DIVERSITÉ DES INFRACTIONS EN HAUSSE
L’ONDRP constate d’autre écarts importants entre les faits constatés par la police et ceux constatés par la gendarmerie. Ainsi, les faits constatés de « destructions et dégradations de véhicules privés » connaissent une baisse de « 6,6 % sur douze mois en octobre 2012 en zone police (soit – 9 318 faits constatés), dont – 6,3 % sur les cinq derniers mois (soit – 3 547 faits constatés) » et une hausse de 44,7 % sur douze mois en zone gendarmerie (soit + 4 898 faits constatés), « dont + 78,4 % sur les cinq derniers mois (soit + 3 481 faits constatés) ». De même, les faits constatés de « menaces ou chantages » enregistrent une hausse de 1,9 % sur douze mois en zone police, « dont + 4,2 % sur les cinq derniers mois » et une hausse de « 15,4 % en zone gendarmerie, dont + 29,2 % depuis le mois de juin ». Les faits constatés de « violences à dépositaires de l’autorité » baissent de 0,4 % sur les cinq derniers mois en zone police et augmentent de 37,5 % en zone gendarmerie. Les faits constatés de « falsification et usages de chèques volés » augmentent de 5,5 % sur les cinq derniers mois en zone police et de 57 % en zone gendarmerie.
Cette « diversité de la nature des infractions ayant connu une évolution intrinsèquement singulière en zone gendarmerie au cours des douze derniers mois, et de surcroît très différente de celle observée en zone police, vient, selon l’ONDRP, conforter l’hypothèse d’une origine du phénomène, qui serait, en partie au moins, interne à la gendarmerie nationale ».

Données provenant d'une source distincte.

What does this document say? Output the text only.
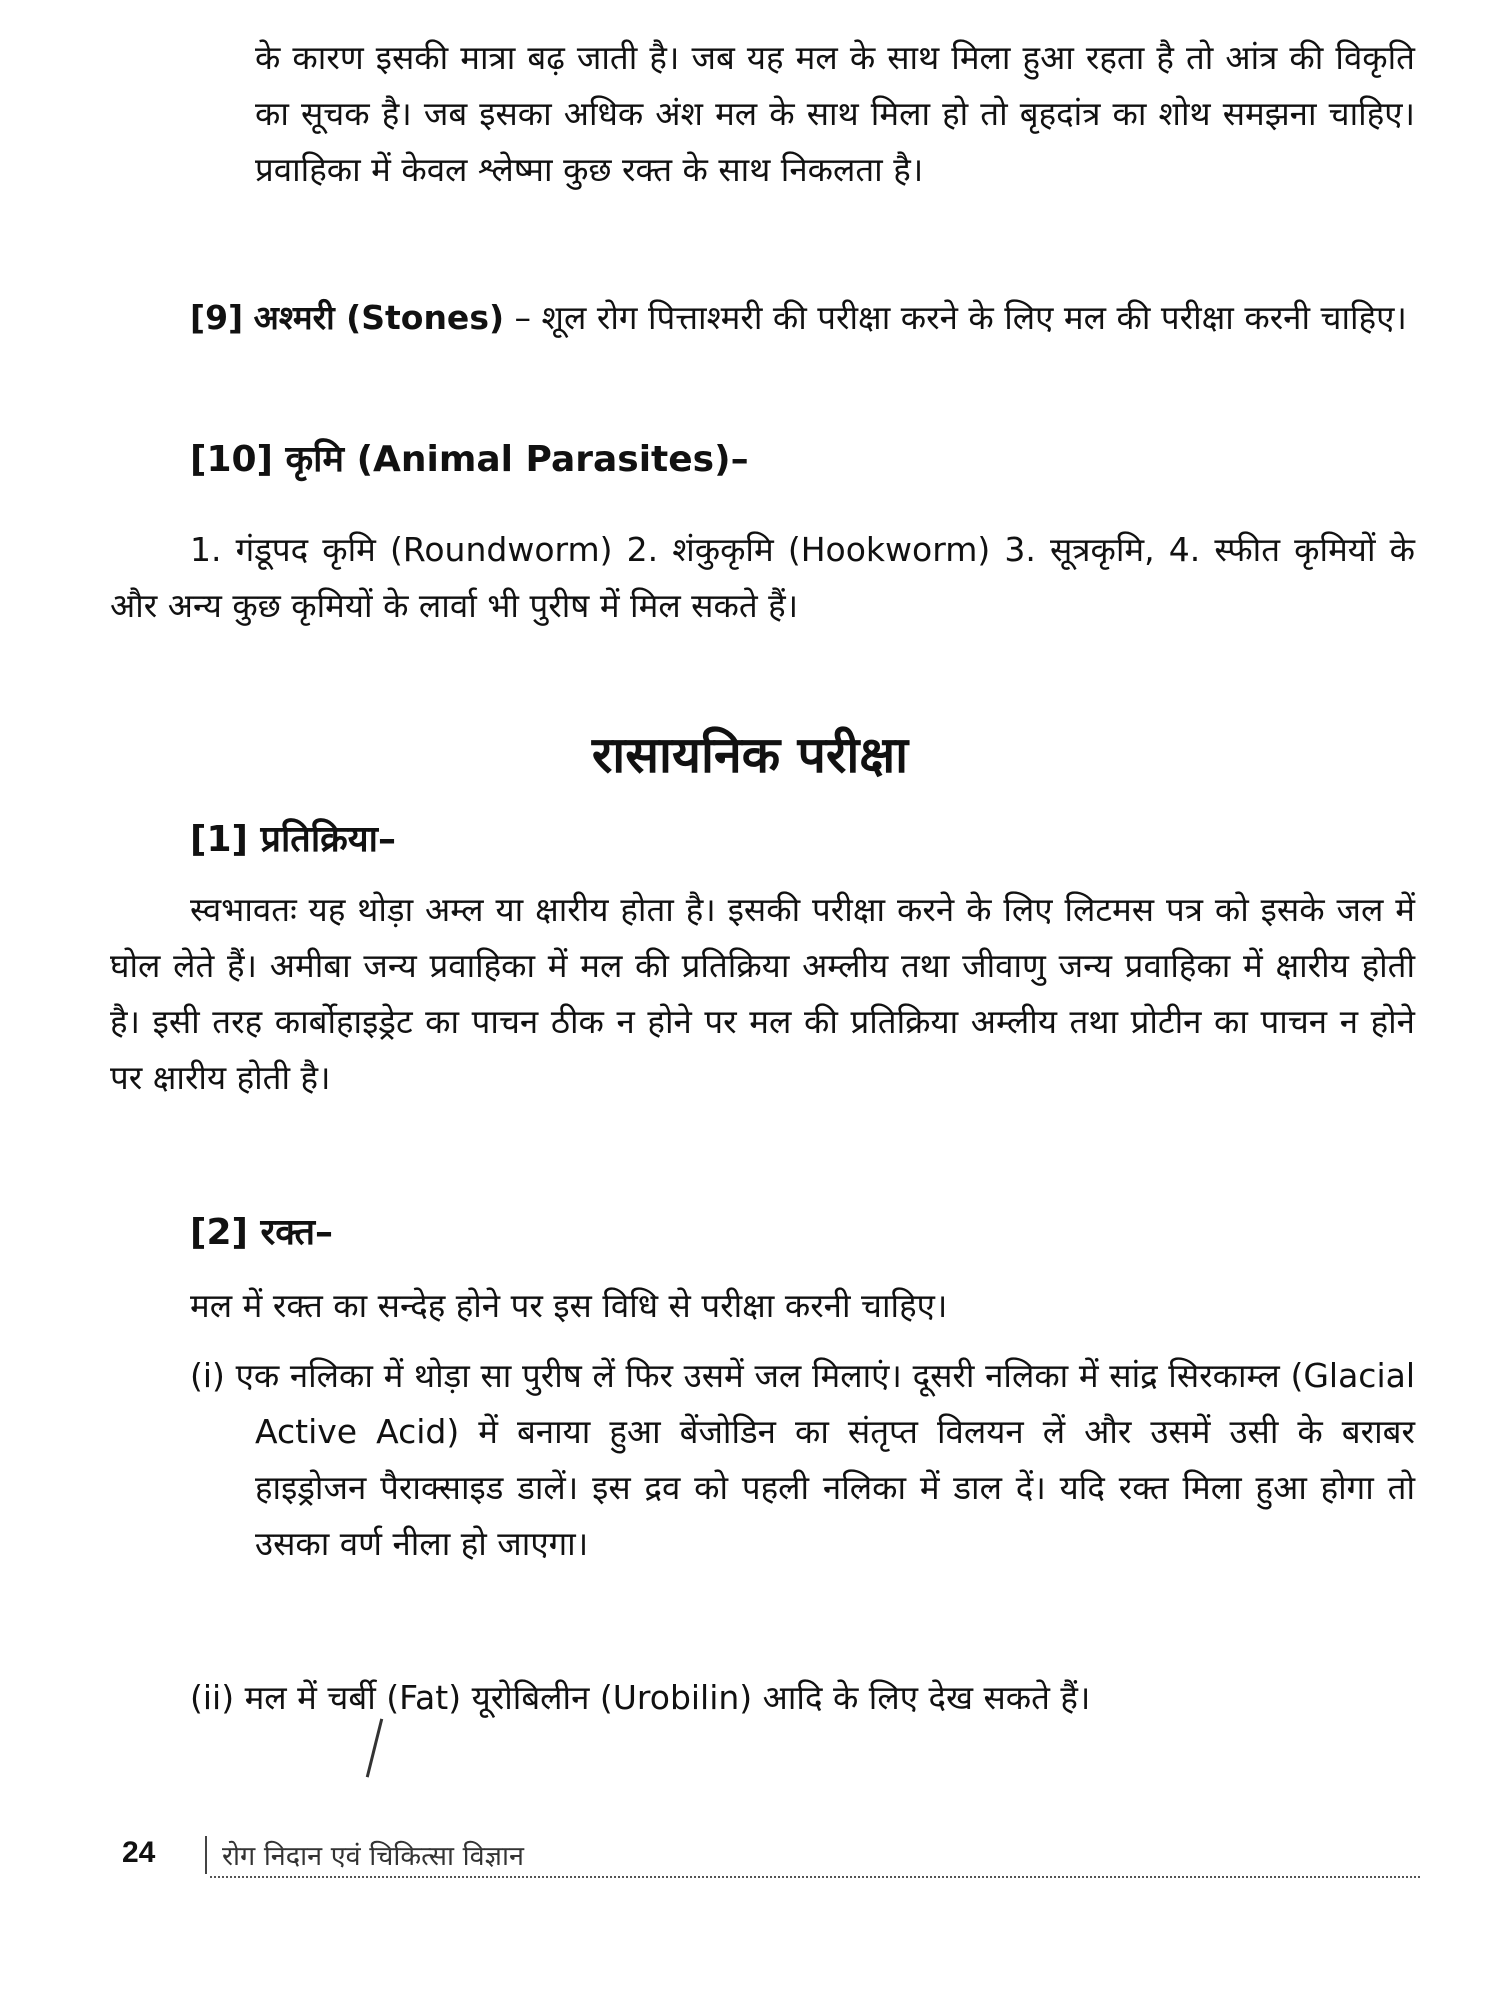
के कारण इसकी मात्रा बढ़ जाती है। जब यह मल के साथ मिला हुआ रहता है तो आंत्र की विकृति का सूचक है। जब इसका अधिक अंश मल के साथ मिला हो तो बृहदांत्र का शोथ समझना चाहिए। प्रवाहिका में केवल श्लेष्मा कुछ रक्त के साथ निकलता है।

[9] अश्मरी (Stones) – शूल रोग पित्ताश्मरी की परीक्षा करने के लिए मल की परीक्षा करनी चाहिए।

[10] कृमि (Animal Parasites)–

1. गंडूपद कृमि (Roundworm) 2. शंकुकृमि (Hookworm) 3. सूत्रकृमि, 4. स्फीत कृमियों के और अन्य कुछ कृमियों के लार्वा भी पुरीष में मिल सकते हैं।

रासायनिक परीक्षा

[1] प्रतिक्रिया–

स्वभावतः यह थोड़ा अम्ल या क्षारीय होता है। इसकी परीक्षा करने के लिए लिटमस पत्र को इसके जल में घोल लेते हैं। अमीबा जन्य प्रवाहिका में मल की प्रतिक्रिया अम्लीय तथा जीवाणु जन्य प्रवाहिका में क्षारीय होती है। इसी तरह कार्बोहाइड्रेट का पाचन ठीक न होने पर मल की प्रतिक्रिया अम्लीय तथा प्रोटीन का पाचन न होने पर क्षारीय होती है।

[2] रक्त–

मल में रक्त का सन्देह होने पर इस विधि से परीक्षा करनी चाहिए।

(i) एक नलिका में थोड़ा सा पुरीष लें फिर उसमें जल मिलाएं। दूसरी नलिका में सांद्र सिरकाम्ल (Glacial Active Acid) में बनाया हुआ बेंजोडिन का संतृप्त विलयन लें और उसमें उसी के बराबर हाइड्रोजन पैराक्साइड डालें। इस द्रव को पहली नलिका में डाल दें। यदि रक्त मिला हुआ होगा तो उसका वर्ण नीला हो जाएगा।

(ii) मल में चर्बी (Fat) यूरोबिलीन (Urobilin) आदि के लिए देख सकते हैं।

24 रोग निदान एवं चिकित्सा विज्ञान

Certaines hausses constatées en zone gendarmerie constituent cependant des « phénomènes structurels […] en cohérence avec le passé ». C’est le cas par exemple des faits constatés de cambriolages de locaux d’habitations principales, dont la hausse est « passée de moins de 32 % sur douze mois en octobre 2006 à 38,7 % en octobre 2012 ». De même, « les vols à la tire fournissent une illustration d’un index d’infraction […] et pour lequel la part des faits constatés en zone gendarmerie s’élève mais sans pour autant dépasser, en octobre 2012, des niveaux déjà atteints au cours des six dernières années », explique l’observatoire. En outre, au sein des atteintes volontaires à l’intégrité physique, « il apparaît aussi que les faits de vols violents avec arme ne présentent pas de variations singulières en zone gendarmerie ».